Crèches scolaires publiques abordables, transport public amélioré, incitations fiscales, services d’aides à la personne… Tout y passe. En ligne de mire ? « L’équité. » C’est-à-dire « donner les mêmes chances à l’homme et à la femme ».
Et Mme Belkziz d’ajouter : « Au Maroc, nous avons eu une stratégie industrielle, une stratégie pour la poste, pour l’agriculture. Mais pourquoi ne pas faire une stratégie sur la participation économique de la femme au développement du pays. La femme étant instruite au même titre que l’homme, elle a une capacité de production qui manque au pays. Plusieurs études ont montré que lorsque la femme travaille, elle fait augmenter le PIB. »
« Le numérique devrait intéresser les femmes »
De son point de vue donc, « les pays africains sont perdants » dans la course au développement, parce qu’ils n’utilisent pas tout leur potentiel. « C’est comme un pays qui va en guerre avec la moitié de son armée. »
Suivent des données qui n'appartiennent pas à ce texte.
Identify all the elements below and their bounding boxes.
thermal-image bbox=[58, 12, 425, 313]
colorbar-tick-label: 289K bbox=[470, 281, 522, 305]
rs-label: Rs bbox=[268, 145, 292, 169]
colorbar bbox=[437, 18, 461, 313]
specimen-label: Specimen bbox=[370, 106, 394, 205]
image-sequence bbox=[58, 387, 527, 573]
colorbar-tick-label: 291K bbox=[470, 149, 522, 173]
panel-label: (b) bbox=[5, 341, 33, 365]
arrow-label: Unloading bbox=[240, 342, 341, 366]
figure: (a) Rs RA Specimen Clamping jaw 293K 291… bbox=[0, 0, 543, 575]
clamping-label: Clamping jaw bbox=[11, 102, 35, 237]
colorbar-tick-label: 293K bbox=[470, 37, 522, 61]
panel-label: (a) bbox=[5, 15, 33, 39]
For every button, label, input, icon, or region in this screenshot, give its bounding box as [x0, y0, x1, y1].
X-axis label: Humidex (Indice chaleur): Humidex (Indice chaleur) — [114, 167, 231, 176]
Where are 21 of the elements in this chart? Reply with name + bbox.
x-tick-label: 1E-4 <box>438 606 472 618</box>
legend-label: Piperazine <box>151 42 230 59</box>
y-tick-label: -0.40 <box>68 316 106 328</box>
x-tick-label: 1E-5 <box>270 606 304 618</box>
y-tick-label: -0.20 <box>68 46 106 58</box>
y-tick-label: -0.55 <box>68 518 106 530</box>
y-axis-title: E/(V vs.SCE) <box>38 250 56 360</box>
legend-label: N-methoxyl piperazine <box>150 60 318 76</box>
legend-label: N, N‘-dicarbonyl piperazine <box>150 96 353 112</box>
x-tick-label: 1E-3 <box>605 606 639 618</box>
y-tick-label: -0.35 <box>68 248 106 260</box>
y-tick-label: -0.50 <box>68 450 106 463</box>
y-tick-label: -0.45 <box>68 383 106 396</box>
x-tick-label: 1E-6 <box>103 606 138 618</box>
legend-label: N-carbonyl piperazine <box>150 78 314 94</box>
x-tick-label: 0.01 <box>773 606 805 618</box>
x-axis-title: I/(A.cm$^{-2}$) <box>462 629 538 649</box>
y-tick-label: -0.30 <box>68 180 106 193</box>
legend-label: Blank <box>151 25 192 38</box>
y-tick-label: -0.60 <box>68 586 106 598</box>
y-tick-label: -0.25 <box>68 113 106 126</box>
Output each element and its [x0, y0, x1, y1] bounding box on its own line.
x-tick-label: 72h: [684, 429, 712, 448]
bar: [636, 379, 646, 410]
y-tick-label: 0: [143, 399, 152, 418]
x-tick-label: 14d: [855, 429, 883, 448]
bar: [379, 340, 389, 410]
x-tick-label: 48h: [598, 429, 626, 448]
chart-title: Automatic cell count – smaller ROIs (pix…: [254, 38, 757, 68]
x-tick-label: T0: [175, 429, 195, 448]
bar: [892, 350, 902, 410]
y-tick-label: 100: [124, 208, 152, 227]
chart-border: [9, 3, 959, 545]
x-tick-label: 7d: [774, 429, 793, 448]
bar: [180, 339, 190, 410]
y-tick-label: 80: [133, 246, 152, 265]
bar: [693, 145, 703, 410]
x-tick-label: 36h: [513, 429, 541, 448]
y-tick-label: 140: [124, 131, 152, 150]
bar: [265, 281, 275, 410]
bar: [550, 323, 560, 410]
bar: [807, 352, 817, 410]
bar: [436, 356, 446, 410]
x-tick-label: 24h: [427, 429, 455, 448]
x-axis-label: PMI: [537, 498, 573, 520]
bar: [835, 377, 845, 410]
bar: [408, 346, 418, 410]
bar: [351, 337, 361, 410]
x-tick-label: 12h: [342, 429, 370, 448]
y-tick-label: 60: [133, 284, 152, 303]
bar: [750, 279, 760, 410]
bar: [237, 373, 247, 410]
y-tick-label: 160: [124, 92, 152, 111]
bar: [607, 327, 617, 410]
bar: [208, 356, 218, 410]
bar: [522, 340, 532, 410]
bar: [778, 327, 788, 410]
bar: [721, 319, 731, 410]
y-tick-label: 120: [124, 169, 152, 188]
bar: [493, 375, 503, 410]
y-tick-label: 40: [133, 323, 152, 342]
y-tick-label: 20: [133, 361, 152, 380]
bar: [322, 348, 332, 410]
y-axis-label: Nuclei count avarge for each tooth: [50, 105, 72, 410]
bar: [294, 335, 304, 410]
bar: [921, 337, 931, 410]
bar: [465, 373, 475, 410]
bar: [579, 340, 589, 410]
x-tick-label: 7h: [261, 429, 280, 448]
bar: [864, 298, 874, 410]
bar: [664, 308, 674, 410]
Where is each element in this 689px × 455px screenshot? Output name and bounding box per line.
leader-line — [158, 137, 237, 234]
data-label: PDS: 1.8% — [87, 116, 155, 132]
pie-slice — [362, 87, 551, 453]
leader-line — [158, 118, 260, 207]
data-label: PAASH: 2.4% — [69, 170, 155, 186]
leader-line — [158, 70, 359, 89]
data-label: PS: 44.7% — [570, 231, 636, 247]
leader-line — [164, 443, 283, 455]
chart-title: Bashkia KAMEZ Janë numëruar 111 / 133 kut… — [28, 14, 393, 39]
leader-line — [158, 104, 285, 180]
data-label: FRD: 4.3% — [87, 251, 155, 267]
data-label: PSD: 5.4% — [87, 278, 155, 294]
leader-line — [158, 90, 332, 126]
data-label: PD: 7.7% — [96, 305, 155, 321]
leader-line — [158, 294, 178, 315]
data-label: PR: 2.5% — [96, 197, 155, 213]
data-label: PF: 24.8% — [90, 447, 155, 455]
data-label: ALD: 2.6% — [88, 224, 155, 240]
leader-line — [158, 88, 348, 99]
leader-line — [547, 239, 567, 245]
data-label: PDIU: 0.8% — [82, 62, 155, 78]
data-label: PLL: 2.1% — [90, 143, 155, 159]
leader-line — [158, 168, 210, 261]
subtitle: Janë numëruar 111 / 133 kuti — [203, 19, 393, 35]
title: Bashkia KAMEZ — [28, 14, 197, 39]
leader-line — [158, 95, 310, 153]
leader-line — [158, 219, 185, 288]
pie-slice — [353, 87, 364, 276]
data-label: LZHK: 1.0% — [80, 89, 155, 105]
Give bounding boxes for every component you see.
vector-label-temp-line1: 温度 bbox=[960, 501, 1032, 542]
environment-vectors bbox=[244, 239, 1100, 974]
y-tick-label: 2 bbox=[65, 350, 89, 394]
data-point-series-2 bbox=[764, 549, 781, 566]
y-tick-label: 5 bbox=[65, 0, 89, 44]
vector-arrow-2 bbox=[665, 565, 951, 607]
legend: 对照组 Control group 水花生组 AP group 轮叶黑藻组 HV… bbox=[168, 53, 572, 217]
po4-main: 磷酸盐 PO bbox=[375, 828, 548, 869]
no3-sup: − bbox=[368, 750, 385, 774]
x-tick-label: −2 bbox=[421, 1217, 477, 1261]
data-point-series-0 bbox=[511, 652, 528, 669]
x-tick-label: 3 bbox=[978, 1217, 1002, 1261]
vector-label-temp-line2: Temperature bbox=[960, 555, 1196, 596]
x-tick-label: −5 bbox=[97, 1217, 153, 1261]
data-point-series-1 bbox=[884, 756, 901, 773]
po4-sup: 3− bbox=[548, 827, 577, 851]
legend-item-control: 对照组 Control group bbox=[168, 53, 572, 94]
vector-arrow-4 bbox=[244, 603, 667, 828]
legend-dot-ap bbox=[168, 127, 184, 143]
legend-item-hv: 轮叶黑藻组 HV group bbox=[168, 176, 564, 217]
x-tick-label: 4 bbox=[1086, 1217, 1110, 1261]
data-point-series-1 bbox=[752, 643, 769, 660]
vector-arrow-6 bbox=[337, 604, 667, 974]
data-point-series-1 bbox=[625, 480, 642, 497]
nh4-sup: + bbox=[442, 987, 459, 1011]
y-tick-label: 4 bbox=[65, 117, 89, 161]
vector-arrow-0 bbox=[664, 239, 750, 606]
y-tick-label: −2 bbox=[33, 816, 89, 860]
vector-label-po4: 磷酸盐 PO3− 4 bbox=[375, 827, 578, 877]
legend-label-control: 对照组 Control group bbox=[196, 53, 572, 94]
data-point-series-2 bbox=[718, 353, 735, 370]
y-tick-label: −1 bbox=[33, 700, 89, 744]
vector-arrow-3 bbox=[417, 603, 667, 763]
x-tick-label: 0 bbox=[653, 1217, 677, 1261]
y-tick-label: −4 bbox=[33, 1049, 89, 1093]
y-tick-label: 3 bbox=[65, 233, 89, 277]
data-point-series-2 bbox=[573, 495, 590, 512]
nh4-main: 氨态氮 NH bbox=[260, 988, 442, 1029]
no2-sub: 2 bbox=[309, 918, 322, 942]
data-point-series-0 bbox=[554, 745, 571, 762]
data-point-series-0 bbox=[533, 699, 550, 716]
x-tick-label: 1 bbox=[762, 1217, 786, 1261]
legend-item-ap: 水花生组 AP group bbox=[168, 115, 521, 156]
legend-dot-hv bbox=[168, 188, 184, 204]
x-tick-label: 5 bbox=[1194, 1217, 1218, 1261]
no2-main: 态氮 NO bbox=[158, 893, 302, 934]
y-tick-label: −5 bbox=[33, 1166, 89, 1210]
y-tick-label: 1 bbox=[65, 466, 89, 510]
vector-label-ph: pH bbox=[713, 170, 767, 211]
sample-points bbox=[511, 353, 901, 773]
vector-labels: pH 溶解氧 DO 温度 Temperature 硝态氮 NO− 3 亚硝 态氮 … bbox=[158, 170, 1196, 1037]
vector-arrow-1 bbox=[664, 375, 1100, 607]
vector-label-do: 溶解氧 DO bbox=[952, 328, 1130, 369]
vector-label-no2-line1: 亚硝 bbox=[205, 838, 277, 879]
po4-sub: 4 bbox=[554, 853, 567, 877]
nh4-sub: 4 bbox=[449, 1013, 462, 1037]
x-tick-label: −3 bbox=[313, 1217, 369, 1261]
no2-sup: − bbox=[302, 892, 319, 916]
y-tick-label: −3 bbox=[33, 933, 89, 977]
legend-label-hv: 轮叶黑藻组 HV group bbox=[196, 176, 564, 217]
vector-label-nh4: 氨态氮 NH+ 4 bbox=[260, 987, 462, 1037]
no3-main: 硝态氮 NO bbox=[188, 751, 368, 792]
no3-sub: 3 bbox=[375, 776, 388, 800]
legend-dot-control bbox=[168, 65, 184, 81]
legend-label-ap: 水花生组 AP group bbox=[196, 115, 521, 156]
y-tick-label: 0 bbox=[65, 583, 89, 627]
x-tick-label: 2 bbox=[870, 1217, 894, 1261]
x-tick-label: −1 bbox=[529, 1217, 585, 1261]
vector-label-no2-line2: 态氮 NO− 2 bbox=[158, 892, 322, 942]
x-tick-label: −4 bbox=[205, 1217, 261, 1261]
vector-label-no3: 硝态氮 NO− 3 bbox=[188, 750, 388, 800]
Pourtant le monde a évolué. « Grâce aux technologies de l’information, la femme peut s’organiser comme elle veut; elle peut travailler à distance ; c’est quelque chose d’important », assure la présidente, qui poursuit en ces termes : « Nous sommes dans une époque où les filles devraient s’orienter vers les technologies de l’information. Que ce soit en tant qu’utilisatrices qu’en tant que métier. Ce secteur devrait intéresser les femmes aussi parce qu’il ne demande pas un capital important pour démarrer une activité. Deuxièmement, pour une femme, le fait d’entreprendre va lui donner plus de capacité et plus d’autonomie à gérer son temps. »
Première femme à lancer une entreprise de services informatiques au Maroc, Saloua Karkri-Belkziz veut se servir de son expérience pour encourager la femme africaine à s’intéresser aux TIC. Depuis la création de Professional Systems en 1987 jusqu’à sa nomination au poste de PDG de GFI Maroc en 2013, (puis de GFI Afrique en 2018), son parcours force le respect.
« A l’époque, la tendance était que l’entreprise achetait du matériel informatique et développait ses applications. Nous étions deux sociétés à vendre des progiciels. Je les prenais en France et les vendais aux PME marocaines. J’ai commencé avec un capital de 5000 euros (environ 3,3 millions FCFA, Ndlr). Je ne peux pas dire que c’était facile », raconte l’informaticienne, dont le profil et la start-up aiguiseront au bout de quelques années d’exercices, l’appétit d’une multinationale.
« Il n’y avait presque jamais de femmes »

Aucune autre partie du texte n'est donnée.